New York Yankees officials confirmed Monday that the team’s Class A-Advanced minor league affiliate will likely play in a new Ocala ballpark in 2016. Plans for a $45 million stadium-entertainment complex near Interstate 75 and State Road 200 were to be unveiled at an Ocala City Council workshop Tuesday in the city 97 miles north of Tampa.
The Yankees have been contemplating moving their minor league team for several years. The team draws about 1,000 to 1,500 fans per game, and might fare better in a community without all the major sports franchises that call the Tampa-St. Petersburg area home.
Ocala is county seat of Marion County, which has a population of about 335,000.
“We’re a big baseball community so this would be a big deal for us,” said Ocala Mayor Kent Guinn.
George M. Steinbrenner Field will still be used during the summer months once the minor league team leaves. Preliminary plans are to hold concerts at the stadium as well as amateur baseball tournaments and other sporting events.
“If they do leave, it just gives us flexibility,” said Howard Grosswirth, vice president of marketing for the New York Yankees. “We won’t have to go around (the Tampa Yankees’) schedule; we’ll just work around the summer, hopefully bringing back concerts.”
The Yankees last held concerts at the stadium, then called Legends Field, in 1996. Grosswirth said the team will be working with the Tampa Bay Sports Commission to bring sporting events to the ball park.
“It doesn’t have to be baseball,” Grosswirth said. “It could be any number of different sports.”
With 11,000 seats, the ballpark would feature acts that draw fewer than the tens of thousands of fans at larger venues such as the Forum and Raymond James Stadium. But older groups with loyal followings could be a good fit. In May 2005, rock and country legends Bob Dylan and Willie Nelson played at Bright House Networks Field in Clearwater, spring training home of the Philadelphia Phillies and home field for the minor league Clearwater Threshers.
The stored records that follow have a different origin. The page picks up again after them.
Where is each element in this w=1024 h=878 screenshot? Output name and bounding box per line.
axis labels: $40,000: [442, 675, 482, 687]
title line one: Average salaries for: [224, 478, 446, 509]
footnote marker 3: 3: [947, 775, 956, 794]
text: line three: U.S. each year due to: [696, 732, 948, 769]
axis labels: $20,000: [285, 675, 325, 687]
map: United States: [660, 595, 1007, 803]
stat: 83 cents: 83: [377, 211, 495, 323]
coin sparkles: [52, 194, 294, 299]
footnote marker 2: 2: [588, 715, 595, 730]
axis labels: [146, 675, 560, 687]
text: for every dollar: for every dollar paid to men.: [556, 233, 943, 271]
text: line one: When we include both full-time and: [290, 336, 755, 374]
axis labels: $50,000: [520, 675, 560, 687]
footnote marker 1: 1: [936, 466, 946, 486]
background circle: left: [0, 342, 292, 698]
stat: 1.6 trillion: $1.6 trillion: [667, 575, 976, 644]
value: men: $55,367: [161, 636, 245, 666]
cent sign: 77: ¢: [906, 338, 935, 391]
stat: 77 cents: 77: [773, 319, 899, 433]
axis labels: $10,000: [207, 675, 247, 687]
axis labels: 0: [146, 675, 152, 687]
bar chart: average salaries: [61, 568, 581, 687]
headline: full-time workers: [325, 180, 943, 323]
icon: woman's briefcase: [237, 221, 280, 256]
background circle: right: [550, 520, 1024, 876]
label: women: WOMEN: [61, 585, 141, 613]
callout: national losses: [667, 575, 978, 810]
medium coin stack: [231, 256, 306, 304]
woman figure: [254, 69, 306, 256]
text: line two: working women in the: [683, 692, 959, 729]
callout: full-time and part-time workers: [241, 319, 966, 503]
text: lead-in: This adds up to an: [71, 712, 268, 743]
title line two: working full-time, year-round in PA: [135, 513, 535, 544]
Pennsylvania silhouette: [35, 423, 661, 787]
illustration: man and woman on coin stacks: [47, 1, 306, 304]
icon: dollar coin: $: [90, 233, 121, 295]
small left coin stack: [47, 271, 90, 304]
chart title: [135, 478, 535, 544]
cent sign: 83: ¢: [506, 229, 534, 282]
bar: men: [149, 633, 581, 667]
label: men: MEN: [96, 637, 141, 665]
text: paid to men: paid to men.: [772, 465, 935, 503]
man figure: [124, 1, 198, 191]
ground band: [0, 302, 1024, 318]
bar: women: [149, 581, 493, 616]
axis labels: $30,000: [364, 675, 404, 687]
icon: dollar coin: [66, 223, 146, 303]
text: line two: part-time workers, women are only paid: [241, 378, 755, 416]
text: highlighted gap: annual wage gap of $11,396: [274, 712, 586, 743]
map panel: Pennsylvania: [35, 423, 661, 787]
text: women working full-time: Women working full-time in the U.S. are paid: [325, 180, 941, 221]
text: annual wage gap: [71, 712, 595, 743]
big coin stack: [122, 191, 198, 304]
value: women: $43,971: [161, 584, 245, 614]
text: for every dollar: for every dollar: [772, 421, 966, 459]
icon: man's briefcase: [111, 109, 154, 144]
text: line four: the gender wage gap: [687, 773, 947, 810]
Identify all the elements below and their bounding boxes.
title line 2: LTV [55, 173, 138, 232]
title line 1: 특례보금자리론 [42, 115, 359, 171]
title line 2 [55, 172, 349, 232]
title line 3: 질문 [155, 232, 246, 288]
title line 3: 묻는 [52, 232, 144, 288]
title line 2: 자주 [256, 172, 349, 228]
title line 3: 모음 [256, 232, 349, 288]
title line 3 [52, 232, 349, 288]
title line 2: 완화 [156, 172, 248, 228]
The Tampa Yankees’ departure will have little impact on Hillsborough County revenues, said Bobby Silvest, spokesman for the Tampa Sports Authority, which manages Steinbrenner Field. The Yankees pay the authority about $100,000 a year to lease the county-owned stadium, plus a ticket surcharge that yielded about $135,000 in 2011, the latest figure available.
The surcharge is added to New York Yankee spring training tickets, but not to tickets for minor league games.
The move to Ocala still hinges on the city and Marion County building a ballpark. Guinn said the stadium complex would likely be financed by a half-cent sales tax increase that would expire after five years. The county commission would have to put the tax increase before county voters, probably in March.
The county passed two similar tax referendums, Guinn said. In 2007, Marion County voters approved a tax increase to build a $37 million jail and judicial center that opened last February. And in the 1980s, a Penny for Parks sales tax increase passed. Both tax increases were passed with a sunset provision.
“I think if you let (voters) know we’re going to spend that specific amount, and we’re true to our word, I think the taxpayers will trust the county commissioners to do what they said they were going to do,” Guinn said.
The Tampa Yankees became a team in 1994. In the hierarchy of the Yankees farm system, they rank one level above the Class A Charleston, S.C., RiverDogs, and below the AA Thunder of Trenton, N.J., and the AAA RailRiders of Scranton/Wilkes-Barre, Pa.
Prior to the Tampa Yankees, the Tampa Tarpons played in the Florida State League from 1957 to 1987. The Tarpons were affiliated with the Cincinnati Reds from 1961 to 1987.